Mas o trono podemos esquecer, porque a vida
atual é um caminhar intenso pelas ruas do bairro,
vestindo o dólmã despojado que mandou fazer em
corte de camisa social, e atento aos movimentos
da engrenagem que serve 50 mil clientes por mês
em sete restaurantes de culinárias distintas, sendo


quatro situados no espaço de três quarteirões
do bairro.
São três horas da tarde e lá vem ele pela rua
Redentor, virando a esquina da Garcia D’Ávila para
adentrar o salão do francês L’Atelier Mimolette, após
provar o ragu da Pici Trattoria, ajustar o bernaise
de iogurte no grego Oia, e conferir no Posì Mozza
& Mare o preparo do Carbonara di Polpo: a versão
da receita famosa feita com espaguete negro e polvo
grelhado tornou-se um dos pratos mais comentados
no inverno na cidade.
“Trabalhei em estrelados na Europa, realizei
no Laguiole o sonho da estrela Michelin, e topei
um desafio que reflete a minha história de muitas


raízes, meu estilo intuitivo, o prazer de receber
pessoas, proporcionar alegria. Cozinhar para mim
sempre foi sobre isso”, afirma Elia.
Perguntamos a razão da escolha da temática do
litoral italiano para o novo Posì, que tem varanda
‘positana’ coberta de limões sicilianos decorativos e
menu de mozzarellas frescas, localizado em frente
ao aclamado Gero, o italiano austero de Rogério
Fasano.
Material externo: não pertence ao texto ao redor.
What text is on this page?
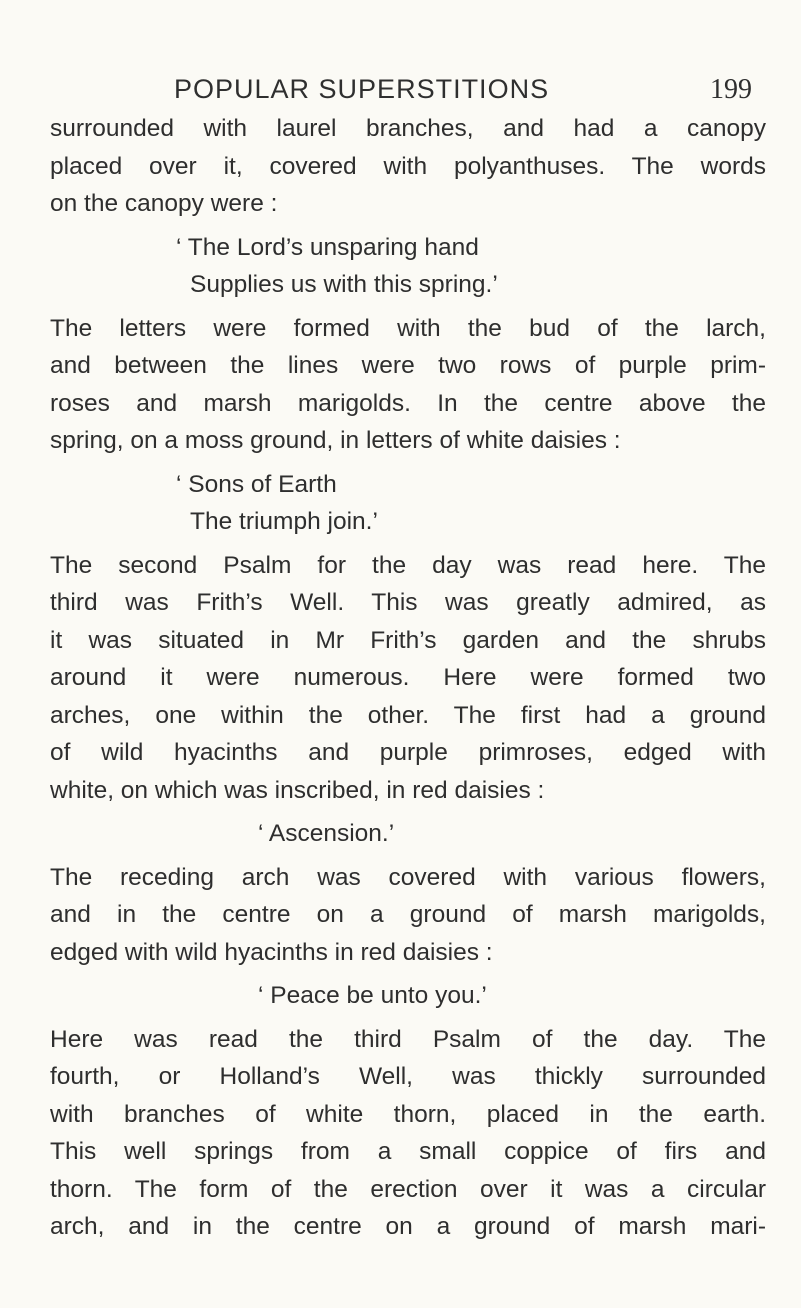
POPULAR SUPERSTITIONS	199

surrounded with laurel branches, and had a canopy
placed over it, covered with polyanthuses. The words
on the canopy were :

‘ The Lord’s unsparing hand
Supplies us with this spring.’

The letters were formed with the bud of the larch,
and between the lines were two rows of purple prim-
roses and marsh marigolds. In the centre above the
spring, on a moss ground, in letters of white daisies :

‘ Sons of Earth
The triumph join.’

The second Psalm for the day was read here. The
third was Frith’s Well. This was greatly admired, as
it was situated in Mr Frith’s garden and the shrubs
around it were numerous. Here were formed two
arches, one within the other. The first had a ground
of wild hyacinths and purple primroses, edged with
white, on which was inscribed, in red daisies :

‘ Ascension.’

The receding arch was covered with various flowers,
and in the centre on a ground of marsh marigolds,
edged with wild hyacinths in red daisies :

‘ Peace be unto you.’

Here was read the third Psalm of the day. The
fourth, or Holland’s Well, was thickly surrounded
with branches of white thorn, placed in the earth.
This well springs from a small coppice of firs and
thorn. The form of the erection over it was a circular
arch, and in the centre on a ground of marsh mari-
A resposta vem com o senso de humor
carioca que lhe é peculiar:
“Piemonte é para quem é cult. Puglia, para
quem é roots. Sicilia, para quem é foda. Sardenha,
para quem é cascudo. A Costa Amalfitana é para
todo mundo. É o primeiro balneário de destino na

Itália. Trouxemos o verão europeu à Ipanema.”
O mapa da cidade de Elia, porém, se inverte na
hora da folga. E quem o encontra no Circo Voador,
na Lapa, curtindo um show da Nação Zumbi,
ou num bloco do Centro cheio de hematomas e
ataduras (fantasia de “Sistema Único de Saúde”),
não acredita que ali está um chef premiado. Vai
pensar que aquele cara gingando com estilo no
asfalto, no máximo, deve bater um açaí para comer
com banana de manhã.
“Vivo num ambiente de elite mas gosto
é de me misturar. Meu Rio é a Lapa, a Glória e
Santa Teresa, as rodas de samba, os blocos e a
democracia das ruas.”

A cozinha variada do irreverente Elia Schramm (na foto ao lado, com a mulher,
antes do bloco de Carnaval) é conceituada no clima cosmopolita dos restaurantes
de culinária estrangeira em Nova York. Nessa linha, ele pensa e faz comida para
as massas. Mas não abandonou a cozinha autoral que o colocou no mapa quando
pilotava as caçarolas do chique Laguiole, no Museu de Arte Moderna, no Rio. Em
uma única noite por mês, o chef promove um menu harmonizado em cada casa
que atua. É quando pode dar uma pirada. E servir, por exemplo, um creme de
inhame defumado com brócolis no missô, manteiga dourada e castanhas do Pará.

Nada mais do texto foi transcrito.